Selton – Sim, vivemos um momento mais delicado, mas na verdade o cinema brasileiro sempre teve dificuldades e sempre se reinventou em cima dos problemas. Eu participo dessa parte de uma forma menor. O filme é produzido pela Vania Catani, através da Bananeira Filmes, ela quem cuida de toda a produção, a captação e tudo. Cabe a mim ajudar a abrir portas, trazer possíveis investidores. Mas o cinema brasileiro sempre foi um cinema de resistência, e continua sendo.
Magazine – O Filme da Minha Vida fala de relações familiares, de amizades e de amadurecimento. É, em tua avaliação, uma história de forte atualidade e que emocionará os espectadores?

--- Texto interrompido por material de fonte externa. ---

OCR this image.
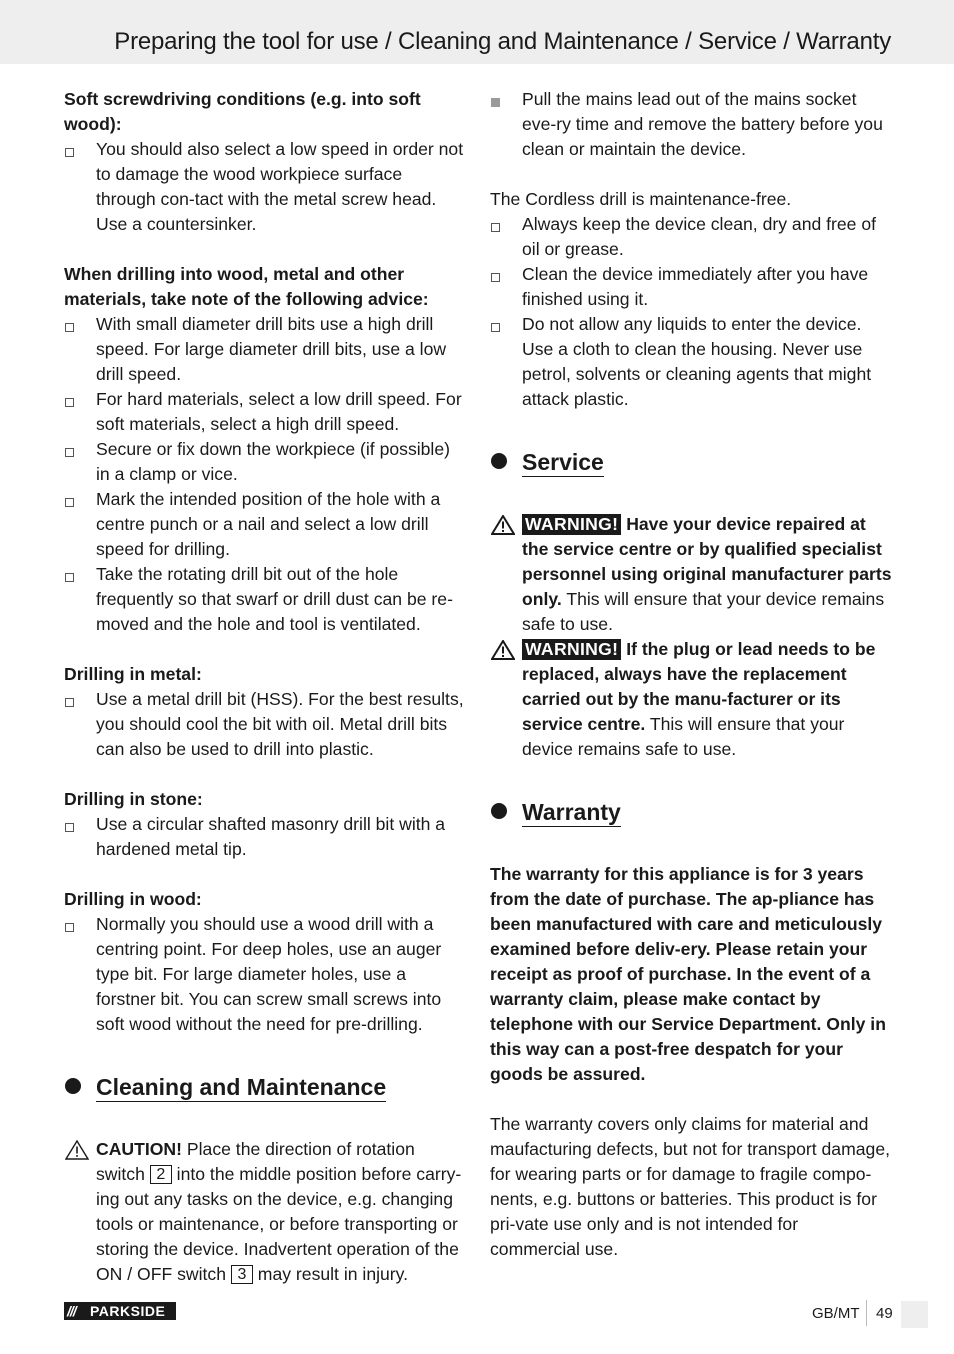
Preparing the tool for use / Cleaning and Maintenance / Service / Warranty
Soft screwdriving conditions (e.g. into soft wood):
You should also select a low speed in order not to damage the wood workpiece surface through con-tact with the metal screw head. Use a countersinker.
When drilling into wood, metal and other materials, take note of the following advice:
With small diameter drill bits use a high drill speed. For large diameter drill bits, use a low drill speed.
For hard materials, select a low drill speed. For soft materials, select a high drill speed.
Secure or fix down the workpiece (if possible) in a clamp or vice.
Mark the intended position of the hole with a centre punch or a nail and select a low drill speed for drilling.
Take the rotating drill bit out of the hole frequently so that swarf or drill dust can be re-moved and the hole and tool is ventilated.
Drilling in metal:
Use a metal drill bit (HSS). For the best results, you should cool the bit with oil. Metal drill bits can also be used to drill into plastic.
Drilling in stone:
Use a circular shafted masonry drill bit with a hardened metal tip.
Drilling in wood:
Normally you should use a wood drill with a centring point. For deep holes, use an auger type bit. For large diameter holes, use a forstner bit. You can screw small screws into soft wood without the need for pre-drilling.
Cleaning and Maintenance
CAUTION! Place the direction of rotation switch 2 into the middle position before carry-ing out any tasks on the device, e.g. changing tools or maintenance, or before transporting or storing the device. Inadvertent operation of the ON / OFF switch 3 may result in injury.
Pull the mains lead out of the mains socket eve-ry time and remove the battery before you clean or maintain the device.
The Cordless drill is maintenance-free.
Always keep the device clean, dry and free of oil or grease.
Clean the device immediately after you have finished using it.
Do not allow any liquids to enter the device. Use a cloth to clean the housing. Never use petrol, solvents or cleaning agents that might attack plastic.
Service
WARNING! Have your device repaired at the service centre or by qualified specialist personnel using original manufacturer parts only. This will ensure that your device remains safe to use.
WARNING! If the plug or lead needs to be replaced, always have the replacement carried out by the manu-facturer or its service centre. This will ensure that your device remains safe to use.
Warranty
The warranty for this appliance is for 3 years from the date of purchase. The ap-pliance has been manufactured with care and meticulously examined before deliv-ery. Please retain your receipt as proof of purchase. In the event of a warranty claim, please make contact by telephone with our Service Department. Only in this way can a post-free despatch for your goods be assured.
The warranty covers only claims for material and maufacturing defects, but not for transport damage, for wearing parts or for damage to fragile compo-nents, e.g. buttons or batteries. This product is for pri-vate use only and is not intended for commercial use.
/// PARKSIDE	GB/MT 49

Selton – Sem dúvida, eu acho que isso também tem a ver com a pergunta anterior. Em momentos duros, o cinema pode cumprir um de seus papeis mais nobres, que é fazer você sonhar acordado. Entrar numa sala escura e esquecer um pouco da vida lá fora. E se deparar com uma história bonita, com valores que talvez se perderam ou estão se perdendo. Uma história bem bonita. Isso que me agradou na literatura do Skármeta. Eu já era um grande fã dele e essa história também fala diretamente aos fãs de “O Carteiro e o Poeta”.
Magazine – Além da participação em produções cinematográficas, tens marcado presença na televisão. A TV seguirá cumprindo papel relevante inclusive na divulgação e na difusão do cinema? Como avalias esse diálogo?
Selton – Sim, minha relação com a televisão vem desde criança. Gravei uma minissérie que está sendo finalizada, “13 Dias Longe do Sol”, do Luciano Moura e da Elena Soares, que deve estrear em janeiro, na Globo. No momento, estou filmando com o José Padilha uma série chamada “O Mecanismo”, para a Netflix. E estou desenvolvendo um sonho antigo, a adaptação de “O Alienista”, de Machado de Assis, para a Globo, mas ainda não sei quando vou começar a filmar. A parceria com a televisão tem sido grande na difusão, na divulgação do cinema. Acho que é bem importante e natural que isso aconteça, já que as janelas se modificam o tempo todo. Há dez anos você não pensava em video on demand, há mais tempo tínhamos o vídeo cassete. Tudo muda a todo o instante e o cinema tem de estar antenado e fazer parcerias para estender sua capacidade de atingir ao público.